Hormis Tharakan, a former Director-General of Police writes about the law and order chaos that rocked Kerala in the seventies and eighties. He details the murder by Naxalites of landlord Kongad Narayanan Nair, the infamous Rajan case, when the engineering student died in police custody, and the killing of Naxalite leader Varghese. Tharakan writes lucidly, looking at these events from the police’s point of view.

In contrast, K.R. Gowri Amma, the veteran Communist leader and the only woman in the first Communist government in Kerala in 1957, talks about her torture at the hands of the police. While being taken from one ward to another, in Central Jail, Gowriamma heard cries from the ward where her male comrades were locked up.

“When out of curiosity I ran towards that cell, the policemen beat me up badly,” she writes. “I bit a policewoman’s wrist and they all climbed on my stomach and stamped on it with boots. I fought back till all went black.”

Most of the pieces are only a few pages long, including the short stories, and it makes for an easy read. The fiction provides glimpses of the inner life of Malayalis.

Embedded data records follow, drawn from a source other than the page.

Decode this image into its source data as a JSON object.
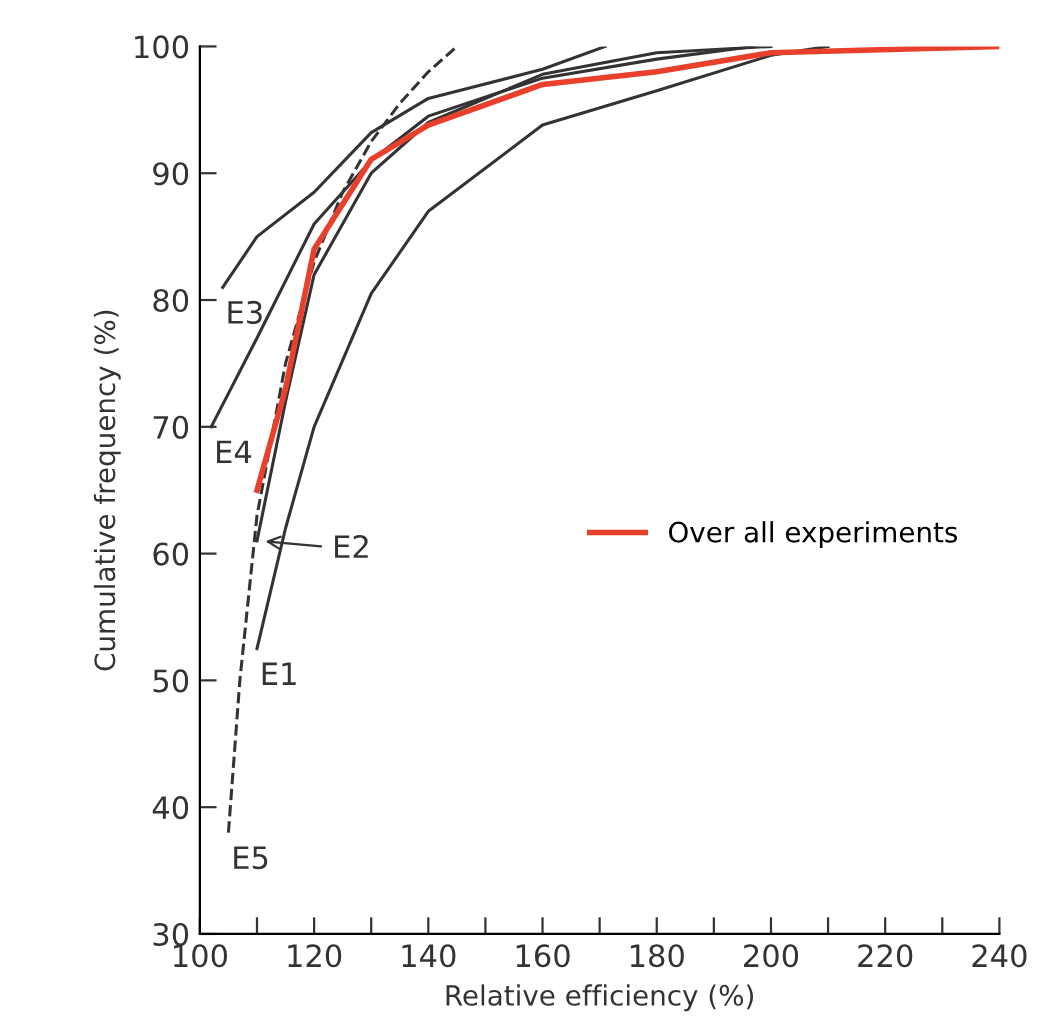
{
  "chart_data": {
    "type": "line",
    "xlabel": "Relative efficiency (%)",
    "ylabel": "Cumulative frequency (%)",
    "xlim": [
      100,
      240
    ],
    "ylim": [
      30,
      100
    ],
    "xticks": [
      100,
      {
        "value": 110,
        "label": null
      },
      120,
      {
        "value": 130,
        "label": null
      },
      140,
      {
        "value": 150,
        "label": null
      },
      160,
      {
        "value": 170,
        "label": null
      },
      180,
      {
        "value": 190,
        "label": null
      },
      200,
      {
        "value": 210,
        "label": null
      },
      220,
      {
        "value": 230,
        "label": null
      },
      240
    ],
    "yticks": [
      30,
      40,
      50,
      60,
      70,
      80,
      90,
      100
    ],
    "grid": false,
    "legend": "right",
    "marker": "none",
    "series": [
      {
        "name": "E1",
        "color": "#333333",
        "x": [
          110,
          115,
          120,
          130,
          140,
          160,
          180,
          200,
          210
        ],
        "values": [
          52.5,
          62,
          70,
          80.5,
          87,
          93.8,
          96.5,
          99.3,
          100
        ]
      },
      {
        "name": "E2",
        "color": "#333333",
        "x": [
          110,
          115,
          120,
          130,
          140,
          160,
          180,
          200
        ],
        "values": [
          61,
          72,
          82,
          90,
          94,
          97.8,
          99.5,
          100
        ]
      },
      {
        "name": "E3",
        "color": "#333333",
        "x": [
          104,
          110,
          120,
          130,
          140,
          160,
          171
        ],
        "values": [
          81,
          85,
          88.5,
          93.2,
          95.9,
          98.2,
          100
        ]
      },
      {
        "name": "E4",
        "color": "#333333",
        "x": [
          102,
          110,
          120,
          130,
          140,
          160,
          180,
          197
        ],
        "values": [
          70,
          77,
          86,
          91,
          94.5,
          97.5,
          99,
          100
        ]
      },
      {
        "name": "E5",
        "color": "#333333",
        "line_style": "dashed",
        "x": [
          105,
          107,
          110,
          115,
          120,
          125,
          130,
          135,
          140,
          145
        ],
        "values": [
          38,
          50,
          63,
          75,
          83,
          88.5,
          92.5,
          95.5,
          98,
          100
        ]
      },
      {
        "name": "Over all experiments",
        "color": "#e8402a",
        "x": [
          110,
          115,
          120,
          130,
          140,
          160,
          180,
          200,
          240
        ],
        "values": [
          65,
          73,
          84,
          91.1,
          93.8,
          97,
          98,
          99.5,
          100
        ]
      }
    ]
  }
}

‘The Countryside’ by M. Mukundan showcases the clash of cultures, when a young Westerner comes to a village in Kerala, impregnates a girl and leaves without a care in the world. The father and the daughter are devastated by this development, and the girl waits vainly for the man to come back and marry her.

Meanwhile, William Dalrymple’s ‘The Strange Sisters of Mannarkad’ is about spirituality. He writes about a village where the inhabitants have been worshipping the Goddess Bhagavati as well as the Virgin Mary for a few hundred years. Says the head priest of the temple, “Yes, yes, the Virgin Mary is Bhagavati’s younger sister.”

While women are deified in Mannarkad, in the play, ‘Silent Cats’, writer Omchery brilliantly depicts what many people may not know takes place often in Kerala: female foeticide.

The anthology has notable contributions by K. Satchitanandan, Paul Zacharia, Anita Nair, Yusuf Arakkal, Sara Joseph, Rama Varma, and Shashi Tharoor.

Overall, it is an interesting anthology, which will be unputdownable for Malayalis who live in and outside Kerala.